She released her first solo album in 2001 and the pop disco of Read My Lips resonated, shifting very many units and filling dancefloors. Her follow up Shoot From The Hip was a more trippy and leftfield affair. Then came the nu-disco and poppers o’clock feel on Make A Scene in 2011. She embraced folk and baroque pop on the acclaimed Wanderlust in 2014 and explored this further on 2016’s Familia. This culminated in The Song Diaries in 2019, an orchestral set of her greatest hits.
As lockdown loomed in March this year, Ellis-Bextor saved us from darkness and uncertainty by filming a Kitchen Disco every Friday evening on Instagram Live for 10 weeks, during which she performed some of her classic hits and some covers. It was incredibly endearing to see her trip over mic cables and her children, while her husband Richard Jones (The Feeling) donned masks and strummed his now iconic Millennium Falcon guitar. Such was the appeal that she also filmed two specials since the first lockdown ended, an End Of Term edition and a Halloween edition just in time for lockdown 2.0, where she performed rousing covers of Ghostbusters and Kate Bush‘s Wuthering Heights dressed like the waitress from Clue.
Songs From The Kitchen Disco is a collection of her chart hits with a sprinkle of the covers she explored in her concerts by cuisinart. All of the staple smashes are here. The smooth cover of Cher‘s Take Me Home, the career-defining Murder On The Dancefloor and the cheeky, trippy kiss-off Get Over You from her first album are all still fresh as daisies. The slick disco of Mixed-Up World has added heft, the ambient synth-pop of Starlight has Richard X all over it and the Cathy Dennis penned Catch You sparkles in all its rocky electronica glory. There are some more tender moments with the beautiful chamber pop of Young Blood and the bittersweet guitar-driven Today The Sun’s On Us.
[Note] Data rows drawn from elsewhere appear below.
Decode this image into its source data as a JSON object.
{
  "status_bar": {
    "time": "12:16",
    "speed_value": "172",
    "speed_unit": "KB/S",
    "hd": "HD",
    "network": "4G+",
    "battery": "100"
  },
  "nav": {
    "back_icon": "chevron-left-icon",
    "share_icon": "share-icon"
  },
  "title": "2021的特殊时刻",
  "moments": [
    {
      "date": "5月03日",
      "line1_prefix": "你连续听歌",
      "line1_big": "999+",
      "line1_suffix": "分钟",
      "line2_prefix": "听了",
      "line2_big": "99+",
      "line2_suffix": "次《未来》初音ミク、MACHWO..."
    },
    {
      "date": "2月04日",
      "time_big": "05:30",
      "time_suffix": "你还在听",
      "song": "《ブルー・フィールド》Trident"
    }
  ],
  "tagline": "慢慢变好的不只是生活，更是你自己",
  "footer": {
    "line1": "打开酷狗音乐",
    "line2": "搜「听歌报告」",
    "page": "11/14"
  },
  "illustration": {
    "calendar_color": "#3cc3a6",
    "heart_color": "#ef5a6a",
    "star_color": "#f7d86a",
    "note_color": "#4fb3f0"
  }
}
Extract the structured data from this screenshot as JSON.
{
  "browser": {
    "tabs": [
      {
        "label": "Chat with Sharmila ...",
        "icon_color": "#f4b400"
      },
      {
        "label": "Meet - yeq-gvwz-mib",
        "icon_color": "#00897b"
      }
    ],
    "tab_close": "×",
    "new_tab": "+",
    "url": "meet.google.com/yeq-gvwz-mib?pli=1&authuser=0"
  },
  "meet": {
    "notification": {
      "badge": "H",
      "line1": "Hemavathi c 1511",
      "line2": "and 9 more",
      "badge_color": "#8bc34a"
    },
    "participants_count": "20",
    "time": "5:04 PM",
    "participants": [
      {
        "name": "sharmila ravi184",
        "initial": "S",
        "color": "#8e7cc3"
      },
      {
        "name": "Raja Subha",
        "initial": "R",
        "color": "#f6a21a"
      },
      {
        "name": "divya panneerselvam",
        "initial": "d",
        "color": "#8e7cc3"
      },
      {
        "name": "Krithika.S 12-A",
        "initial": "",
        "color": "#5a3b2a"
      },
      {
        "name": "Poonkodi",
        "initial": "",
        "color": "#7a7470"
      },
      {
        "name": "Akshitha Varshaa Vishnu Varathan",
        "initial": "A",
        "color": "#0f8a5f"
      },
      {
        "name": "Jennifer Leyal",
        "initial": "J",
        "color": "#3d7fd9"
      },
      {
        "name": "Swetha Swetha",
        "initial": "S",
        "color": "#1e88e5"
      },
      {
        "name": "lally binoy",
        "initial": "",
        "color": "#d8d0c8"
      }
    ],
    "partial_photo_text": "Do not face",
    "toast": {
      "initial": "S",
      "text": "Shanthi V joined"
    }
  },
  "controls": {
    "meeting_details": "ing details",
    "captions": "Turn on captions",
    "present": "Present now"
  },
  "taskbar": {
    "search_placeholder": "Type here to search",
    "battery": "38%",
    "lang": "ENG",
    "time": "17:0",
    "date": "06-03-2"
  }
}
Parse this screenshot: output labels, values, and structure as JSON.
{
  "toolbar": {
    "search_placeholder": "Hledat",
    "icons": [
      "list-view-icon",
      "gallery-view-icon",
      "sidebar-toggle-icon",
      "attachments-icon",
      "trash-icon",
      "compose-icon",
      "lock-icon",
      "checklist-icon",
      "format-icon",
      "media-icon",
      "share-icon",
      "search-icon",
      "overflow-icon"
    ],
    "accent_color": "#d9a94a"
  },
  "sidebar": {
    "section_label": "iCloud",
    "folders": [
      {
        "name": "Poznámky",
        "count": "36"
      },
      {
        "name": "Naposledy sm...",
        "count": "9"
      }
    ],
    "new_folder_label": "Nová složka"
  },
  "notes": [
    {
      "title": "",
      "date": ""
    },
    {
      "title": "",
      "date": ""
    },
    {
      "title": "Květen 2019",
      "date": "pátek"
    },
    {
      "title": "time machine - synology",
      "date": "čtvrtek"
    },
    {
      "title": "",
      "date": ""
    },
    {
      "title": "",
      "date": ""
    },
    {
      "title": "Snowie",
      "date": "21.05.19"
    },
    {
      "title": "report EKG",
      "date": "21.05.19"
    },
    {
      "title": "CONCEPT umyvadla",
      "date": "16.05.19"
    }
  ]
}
The hits aside, there is a thumping and astral cover of New Order‘s True Faith, a live version of Pulp‘s Do You Remember The First Time which suits her smoky and sincere vocal perfectly, and a stellar version of Alcazar’s Crying At The Discotheque, the video adding a powerful punch, as we see her performing in empty music venues. This version makes the hairs stand up on the back of your arm and serves to compliment the highlight of the set, the transcendent house shimmer of Heartbreak (Make Me A Dancer) with the Freemasons, echoed on the celestial dancefloor electronica of Bittersweet.
It’s a shame that there are not more of the covers here that featured in her Kitchen Discos, yet this could signal hope for an Afterparty Deluxe edition of the set as part of the campaign. The album closes with a beautiful version of My Favourite Things, and this fits Ellis-Bextor’s elegantly dictioned singing style to perfection, and is a particularly poignant end as renewed lockdown restrictions again envelop the country.
Sophie Ellis-Bextor has here ensured she will forever be the queen of the kitchen disco, and this outstanding retrospective is a shining reminder of her charm and versatility, underlining why she is a much-loved and respected artist. Magnificent.